Before I met my wife (long distance communication writing letters) there were several wrong choices I had made and mostly because I wasn't cautious. Since my wife passed I have several friends warn me about meeting someone from the start through long distance communication. One warning was "if it's to good to be true, it probably isn't true". So yes, I started cautious communication with a woman who from the start sounded quite right. But what stuck in my head and heart was what I had been told, look for certain signs. Beside research I did to learn more the overall convincing truth was this woman's love for the Lord. That can't be hidden, faked maybe, but even here the consistency continued to be quite real. She is a genuine godly woman.
So when I ask of a psalm, "Could Jesus have prayed this as a prayer?", familiar psalms still require certain elements which must be present to make the possibility quite real. As I come to familiar psalms they may require a deeper look beyond the familiar so once again I read the longest recorded prayer of Jesus, John 17. Much like the first verses of Psalm 19 Jesus begins His prayer speaking of the glory of God. As a man Jesus was able to see as we see when challenged with the heavens declaring the glory of God. But in His prayer Jesus speaks of the glory He had with the Father BEFORE the world was. Elsewhere in the Bible we have been told that eye has not seen, not ear heard of those wonders that lie ahead being with the Father. It is because of this point that Jesus may have been like the Jewish elders who had seen the original temple and then after more than seventy years seeing the rebuilt temple weeping because its glory was not quite the same as the original temple. The heavens declaring the glory of God definitely would have a different meaning to Jesus remembering the glory with the Father before the world was. But on the other side as a prayer Jesus praying could honestly verify in prayer that as a man the heavens and earth declare the glory ofGod the Father.
The truths of the action of God's Word found following verses Jesus could verify as well.
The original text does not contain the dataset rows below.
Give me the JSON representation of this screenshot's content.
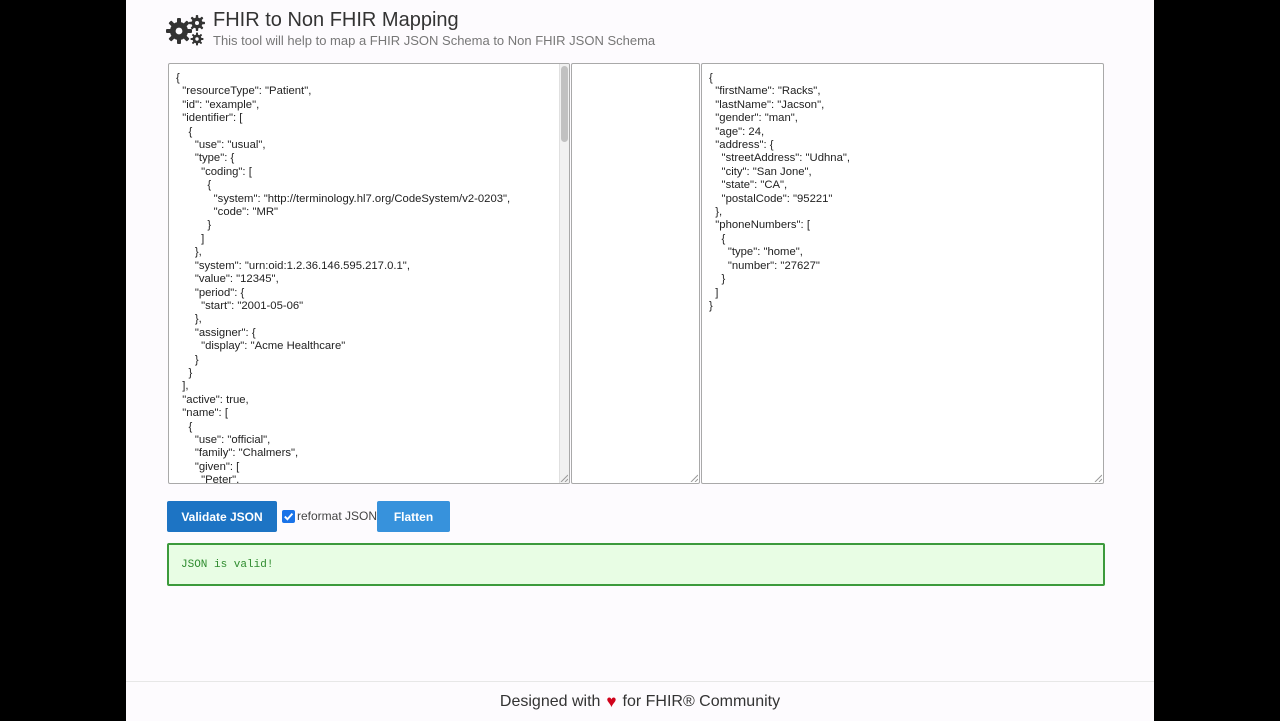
{
  "header": {
    "title": "FHIR to Non FHIR Mapping",
    "subtitle": "This tool will help to map a FHIR JSON Schema to Non FHIR JSON Schema",
    "icon": "gears-icon"
  },
  "editors": {
    "fhir_json": "{\n  \"resourceType\": \"Patient\",\n  \"id\": \"example\",\n  \"identifier\": [\n    {\n      \"use\": \"usual\",\n      \"type\": {\n        \"coding\": [\n          {\n            \"system\": \"http://terminology.hl7.org/CodeSystem/v2-0203\",\n            \"code\": \"MR\"\n          }\n        ]\n      },\n      \"system\": \"urn:oid:1.2.36.146.595.217.0.1\",\n      \"value\": \"12345\",\n      \"period\": {\n        \"start\": \"2001-05-06\"\n      },\n      \"assigner\": {\n        \"display\": \"Acme Healthcare\"\n      }\n    }\n  ],\n  \"active\": true,\n  \"name\": [\n    {\n      \"use\": \"official\",\n      \"family\": \"Chalmers\",\n      \"given\": [\n        \"Peter\",",
    "mapping": "",
    "non_fhir_json": "{\n  \"firstName\": \"Racks\",\n  \"lastName\": \"Jacson\",\n  \"gender\": \"man\",\n  \"age\": 24,\n  \"address\": {\n    \"streetAddress\": \"Udhna\",\n    \"city\": \"San Jone\",\n    \"state\": \"CA\",\n    \"postalCode\": \"95221\"\n  },\n  \"phoneNumbers\": [\n    {\n      \"type\": \"home\",\n      \"number\": \"27627\"\n    }\n  ]\n}"
  },
  "toolbar": {
    "validate_label": "Validate JSON",
    "reformat_label": "reformat JSON",
    "reformat_checked": true,
    "flatten_label": "Flatten"
  },
  "status": {
    "message": "JSON is valid!",
    "color": "#2e8b2e",
    "background": "#e8fde4"
  },
  "footer": {
    "prefix": "Designed with",
    "heart_icon": "heart-icon",
    "suffix": "for FHIR® Community"
  },
  "colors": {
    "primary_button": "#1d74c4",
    "secondary_button": "#3792dc",
    "heart": "#d0021b"
  }
}
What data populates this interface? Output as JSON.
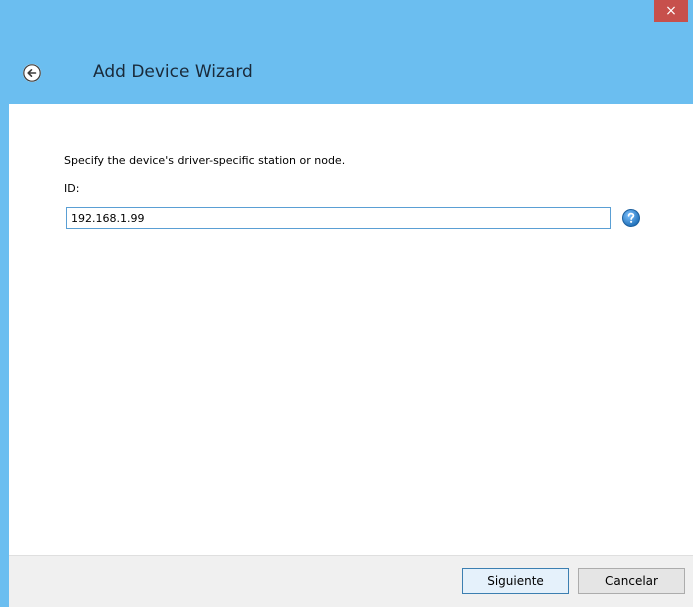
{
  "window": {
    "close_glyph": "×"
  },
  "header": {
    "title": "Add Device Wizard"
  },
  "main": {
    "instruction": "Specify the device's driver-specific station or node.",
    "id_label": "ID:",
    "id_value": "192.168.1.99"
  },
  "footer": {
    "next_label": "Siguiente",
    "cancel_label": "Cancelar"
  },
  "colors": {
    "titlebar": "#6bbef0",
    "close": "#c7504c",
    "input_border": "#5a9fd4",
    "help_icon": "#2f7fc6"
  },
  "icons": {
    "back": "back-arrow-icon",
    "help": "help-icon",
    "close": "close-icon"
  }
}
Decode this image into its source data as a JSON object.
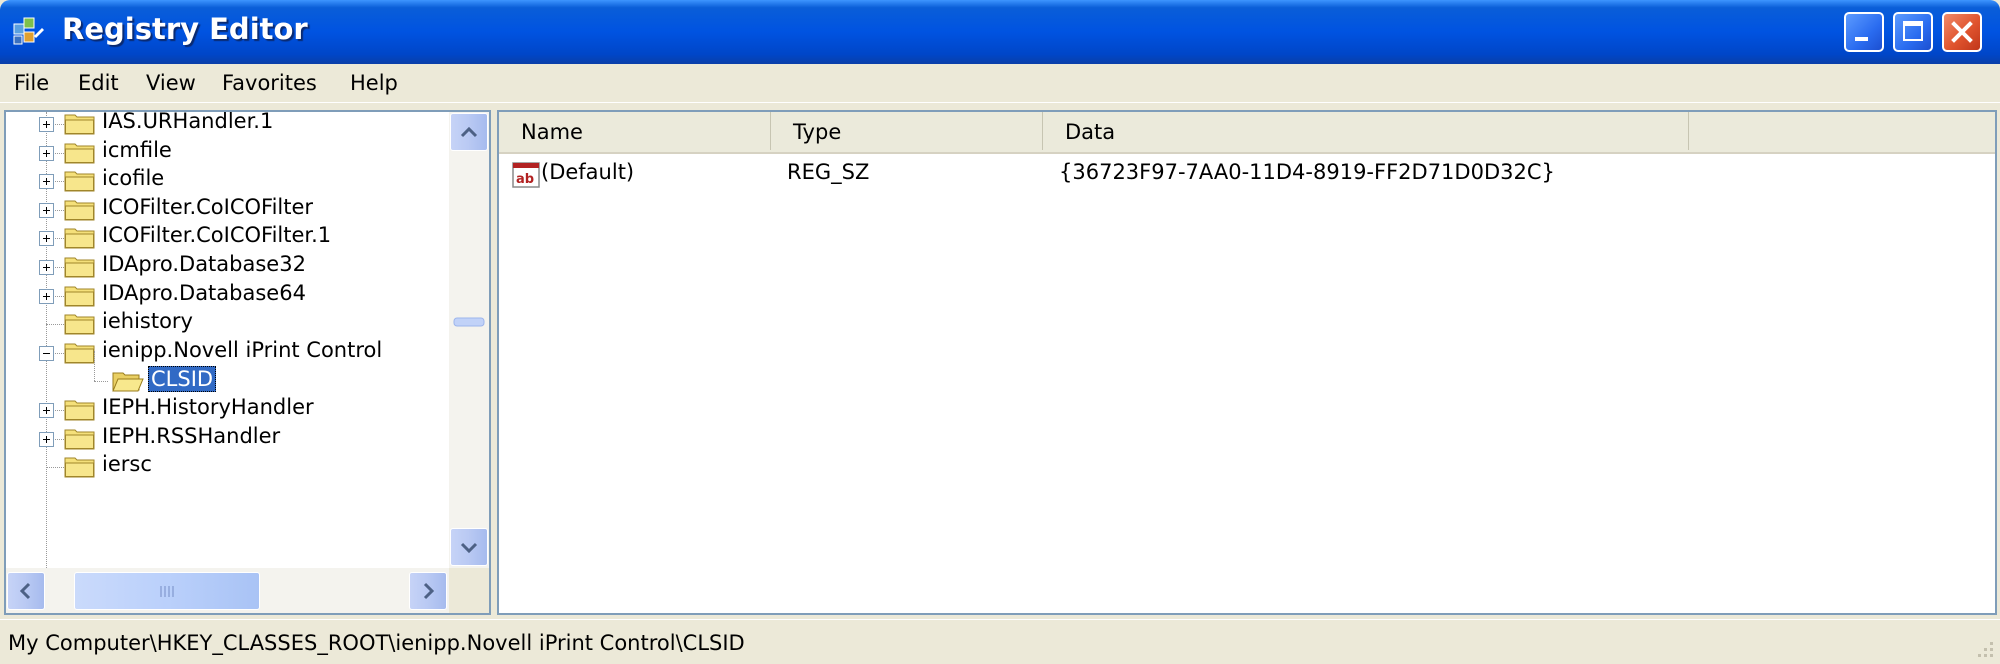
{
  "window": {
    "title": "Registry Editor"
  },
  "menu": [
    "File",
    "Edit",
    "View",
    "Favorites",
    "Help"
  ],
  "tree": {
    "items": [
      {
        "label": "IAS.URHandler.1",
        "expander": "plus",
        "level": 1
      },
      {
        "label": "icmfile",
        "expander": "plus",
        "level": 1
      },
      {
        "label": "icofile",
        "expander": "plus",
        "level": 1
      },
      {
        "label": "ICOFilter.CoICOFilter",
        "expander": "plus",
        "level": 1
      },
      {
        "label": "ICOFilter.CoICOFilter.1",
        "expander": "plus",
        "level": 1
      },
      {
        "label": "IDApro.Database32",
        "expander": "plus",
        "level": 1
      },
      {
        "label": "IDApro.Database64",
        "expander": "plus",
        "level": 1
      },
      {
        "label": "iehistory",
        "expander": "none",
        "level": 1
      },
      {
        "label": "ienipp.Novell iPrint Control",
        "expander": "minus",
        "level": 1
      },
      {
        "label": "CLSID",
        "expander": "none",
        "level": 2,
        "selected": true
      },
      {
        "label": "IEPH.HistoryHandler",
        "expander": "plus",
        "level": 1
      },
      {
        "label": "IEPH.RSSHandler",
        "expander": "plus",
        "level": 1
      },
      {
        "label": "iersc",
        "expander": "none",
        "level": 1
      }
    ]
  },
  "list": {
    "columns": [
      "Name",
      "Type",
      "Data"
    ],
    "rows": [
      {
        "name": "(Default)",
        "type": "REG_SZ",
        "data": "{36723F97-7AA0-11D4-8919-FF2D71D0D32C}"
      }
    ]
  },
  "status": {
    "path": "My Computer\\HKEY_CLASSES_ROOT\\ienipp.Novell iPrint Control\\CLSID"
  },
  "colors": {
    "titlebar": "#0053E1",
    "selection": "#316AC5",
    "close_button": "#E0542E",
    "folder": "#F5E07A"
  }
}
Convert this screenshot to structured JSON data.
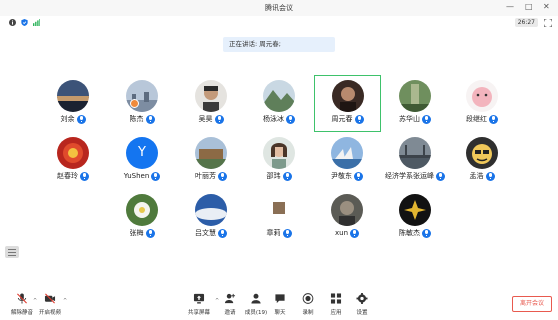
{
  "window": {
    "title": "腾讯会议",
    "controls": [
      "—",
      "□",
      "✕"
    ]
  },
  "status": {
    "timer": "26:27"
  },
  "speaking_banner": {
    "text": "正在讲话: 周元春;"
  },
  "colors": {
    "accent": "#1a74e8",
    "selected_border": "#3ec26b",
    "leave": "#e85a4f",
    "host_badge": "#f08a3a"
  },
  "participants": [
    {
      "name": "刘余",
      "avatar_icon": "dusk-landscape-avatar"
    },
    {
      "name": "陈杰",
      "avatar_icon": "city-sky-avatar"
    },
    {
      "name": "吴昊",
      "avatar_icon": "man-glasses-avatar"
    },
    {
      "name": "杨泳冰",
      "avatar_icon": "mountain-avatar"
    },
    {
      "name": "周元春",
      "avatar_icon": "portrait-avatar",
      "selected": true
    },
    {
      "name": "苏华山",
      "avatar_icon": "forest-avatar"
    },
    {
      "name": "段继红",
      "avatar_icon": "pink-cartoon-avatar"
    },
    {
      "name": "赵春玲",
      "avatar_icon": "red-lantern-avatar"
    },
    {
      "name": "YuShen",
      "avatar_icon": "letter-y-avatar",
      "letter": "Y"
    },
    {
      "name": "叶丽芳",
      "avatar_icon": "temple-avatar"
    },
    {
      "name": "邵玮",
      "avatar_icon": "woman-portrait-avatar"
    },
    {
      "name": "尹敬东",
      "avatar_icon": "opera-house-avatar"
    },
    {
      "name": "经济学系张运峰",
      "avatar_icon": "bridge-avatar"
    },
    {
      "name": "孟浩",
      "avatar_icon": "cartoon-face-avatar"
    },
    {
      "name": "张梅",
      "avatar_icon": "white-flower-avatar"
    },
    {
      "name": "吕文慧",
      "avatar_icon": "sky-avatar"
    },
    {
      "name": "章莉",
      "avatar_icon": "small-photo-avatar"
    },
    {
      "name": "xun",
      "avatar_icon": "dark-portrait-avatar"
    },
    {
      "name": "陈敏杰",
      "avatar_icon": "gold-flower-avatar"
    }
  ],
  "toolbar": {
    "unmute": "解除静音",
    "start_video": "开启视频",
    "share_screen": "共享屏幕",
    "invite": "邀请",
    "members": "成员(19)",
    "chat": "聊天",
    "record": "录制",
    "apps": "应用",
    "settings": "设置",
    "leave": "离开会议"
  }
}
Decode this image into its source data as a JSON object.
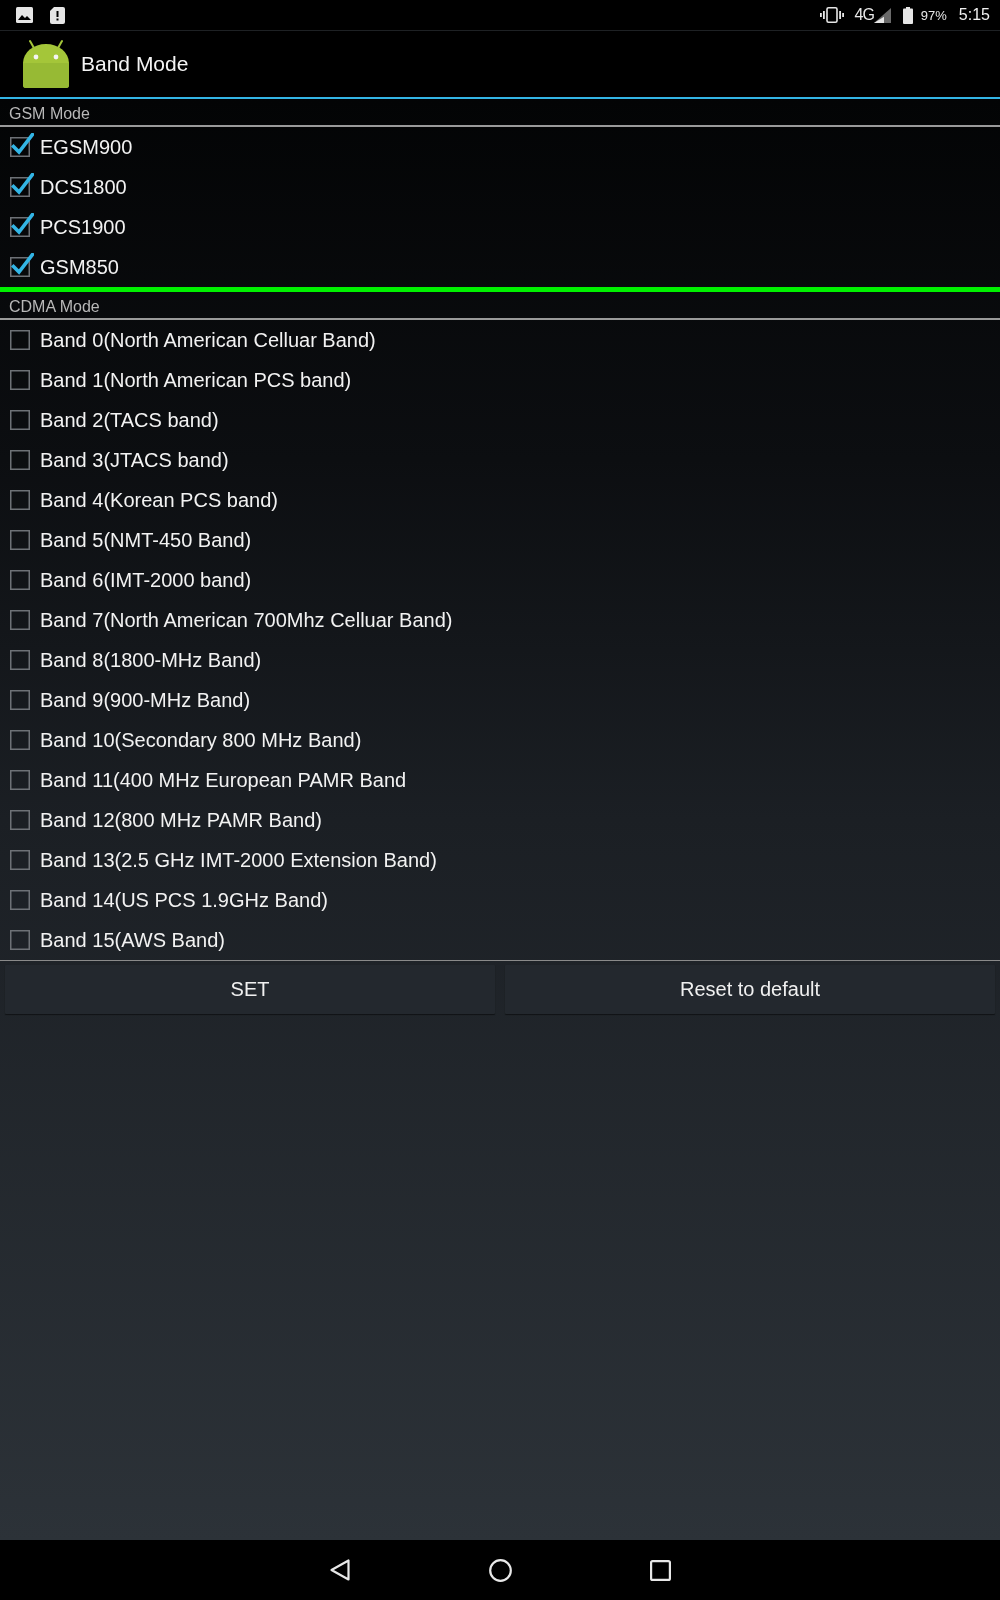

Where someone might question Jesus praying this psalm is toward the end with simply stated concerns about faults and presumptuous sins. But looking closer:
Who can understand his faults? cleanse me from secret faults. Keep thy servant also from presumptuous sins: let them not reign over me: so shall I be upright, and made clean from much wickedness.
Psalms 19:12 - 13 GNV
As a man Jesus could have prayed these words and meant them. After all like us it is tests that reveal faults and the Word says that He was tested, tempted in all points as we are and yet without sin. So yes, there is a very real possibility that Jesus could have honestly prayed Psalm 19 as a quite real honest prayer.